(Maya Phillips’s article appeared in The New York Times, 4/26; Photo: Jaquel Spivey, center, as Usher, a 25-year-old Broadway usher, in “A Strange Loop” at the Lyceum Theater in Manhattan. Credit…Sara Krulwich/The New York Times.)

Michael R. Jackson’s Pulitzer Prize-winning meta musical arrives on Broadway with its uproarious dialogue, complex psychology and eclectic score intact.

 

A Strange Loop

NYT Critic’s Pick

Broadway, Musical

1 hour 45 minutes

Open Run

Lyceum Theatre, 149 W. 45th St.

212-541-8457

When the homophobic, God-fearing, Tyler Perry-loving mother of Usher, the protagonist of the remarkable musical “A Strange Loop,” describes her son’s art, she uses the word “radical.” She doesn’t mean it as a compliment.
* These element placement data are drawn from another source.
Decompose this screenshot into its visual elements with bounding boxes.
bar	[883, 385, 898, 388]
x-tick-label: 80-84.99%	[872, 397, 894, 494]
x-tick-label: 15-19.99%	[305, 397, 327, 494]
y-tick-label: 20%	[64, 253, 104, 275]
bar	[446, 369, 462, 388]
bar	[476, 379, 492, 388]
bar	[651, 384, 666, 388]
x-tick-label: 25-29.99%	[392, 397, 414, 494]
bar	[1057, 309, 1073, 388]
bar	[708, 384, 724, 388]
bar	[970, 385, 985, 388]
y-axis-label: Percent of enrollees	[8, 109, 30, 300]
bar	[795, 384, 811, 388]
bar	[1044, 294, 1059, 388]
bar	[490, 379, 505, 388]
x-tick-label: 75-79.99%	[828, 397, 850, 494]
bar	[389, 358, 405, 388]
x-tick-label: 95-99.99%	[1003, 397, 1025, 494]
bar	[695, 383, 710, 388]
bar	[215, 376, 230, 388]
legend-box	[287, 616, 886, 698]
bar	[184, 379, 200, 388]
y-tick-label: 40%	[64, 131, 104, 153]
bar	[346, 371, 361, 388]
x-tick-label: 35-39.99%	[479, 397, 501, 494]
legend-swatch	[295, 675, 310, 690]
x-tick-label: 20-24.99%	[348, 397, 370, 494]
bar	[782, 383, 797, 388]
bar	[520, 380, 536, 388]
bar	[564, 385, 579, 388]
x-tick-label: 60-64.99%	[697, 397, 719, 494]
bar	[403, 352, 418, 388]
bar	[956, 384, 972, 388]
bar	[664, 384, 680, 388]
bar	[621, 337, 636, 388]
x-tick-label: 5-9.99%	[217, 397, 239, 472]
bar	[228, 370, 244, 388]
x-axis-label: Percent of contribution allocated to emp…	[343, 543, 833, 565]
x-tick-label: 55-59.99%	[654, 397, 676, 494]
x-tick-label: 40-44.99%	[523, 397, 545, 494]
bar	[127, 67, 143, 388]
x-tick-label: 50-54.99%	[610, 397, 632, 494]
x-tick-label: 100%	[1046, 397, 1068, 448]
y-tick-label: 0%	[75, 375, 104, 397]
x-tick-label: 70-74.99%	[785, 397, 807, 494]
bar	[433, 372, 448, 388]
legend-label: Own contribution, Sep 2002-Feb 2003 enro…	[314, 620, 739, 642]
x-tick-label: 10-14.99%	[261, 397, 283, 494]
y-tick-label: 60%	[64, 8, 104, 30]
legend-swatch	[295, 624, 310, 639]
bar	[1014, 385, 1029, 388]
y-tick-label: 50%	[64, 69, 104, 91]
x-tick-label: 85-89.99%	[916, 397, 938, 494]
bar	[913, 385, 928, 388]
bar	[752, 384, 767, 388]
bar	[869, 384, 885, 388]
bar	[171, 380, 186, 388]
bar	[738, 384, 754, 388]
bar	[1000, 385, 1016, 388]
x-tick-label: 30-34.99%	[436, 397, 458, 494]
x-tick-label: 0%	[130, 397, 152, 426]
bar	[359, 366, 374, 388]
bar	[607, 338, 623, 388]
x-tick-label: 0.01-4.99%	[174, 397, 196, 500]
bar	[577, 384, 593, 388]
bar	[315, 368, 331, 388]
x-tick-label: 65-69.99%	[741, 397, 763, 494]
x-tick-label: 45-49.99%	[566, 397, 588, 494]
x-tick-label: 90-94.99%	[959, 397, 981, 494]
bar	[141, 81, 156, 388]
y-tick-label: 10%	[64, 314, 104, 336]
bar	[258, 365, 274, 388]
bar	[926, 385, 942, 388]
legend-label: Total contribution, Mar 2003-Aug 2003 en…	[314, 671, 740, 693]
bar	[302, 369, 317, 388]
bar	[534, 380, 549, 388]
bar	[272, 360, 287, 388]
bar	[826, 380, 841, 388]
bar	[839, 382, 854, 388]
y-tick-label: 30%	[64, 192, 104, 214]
But “A Strange Loop,” Michael R. Jackson’s Pulitzer Prize-winning meta musical about a Black queer man’s self-perception in relation to his art, is radical. And I definitely mean that as a compliment.

This musical, a production of Page 73, Playwrights Horizons and Woolly Mammoth Theater Company, forgoes the commercial niceties and digestible narratives of many Broadway shows, delivering a story that’s searing and softhearted, uproarious and disquieting.

“A Strange Loop,” which opened Tuesday night, isn’t just the musical I saw in the packed Lyceum Theater a few evenings ago; it’s also the musical Usher (Jaquel Spivey), a 25-year-old usher at the Broadway production of “The Lion King,” is writing right in front of us.

He’s facing a few hurdles, namely his intrusive thoughts, embodied by the same six actors who originated the roles in the 2019 Off Broadway premiere: L Morgan Lee, James Jackson Jr., John-Michael Lyles, John-Andrew Morrison, Jason Veasey and Antwayn Hopper. They give voice to his anxieties of being a plus-size Black queer man, his alcoholic father’s constant denigration and his mother’s pleas to stop running “up there in the homosexsh’alities” and produce a wholesome gospel play instead.

Through scenes that move between Usher’s interactions with the outside world, like a phone conversation with his mother or a hookup, and a constant congress with his most devastating notions of himself, “A Strange Loop” pulls off an amazing feat: condensing a complex idea, full of paradoxes and abstractions, into the form of a Broadway musical.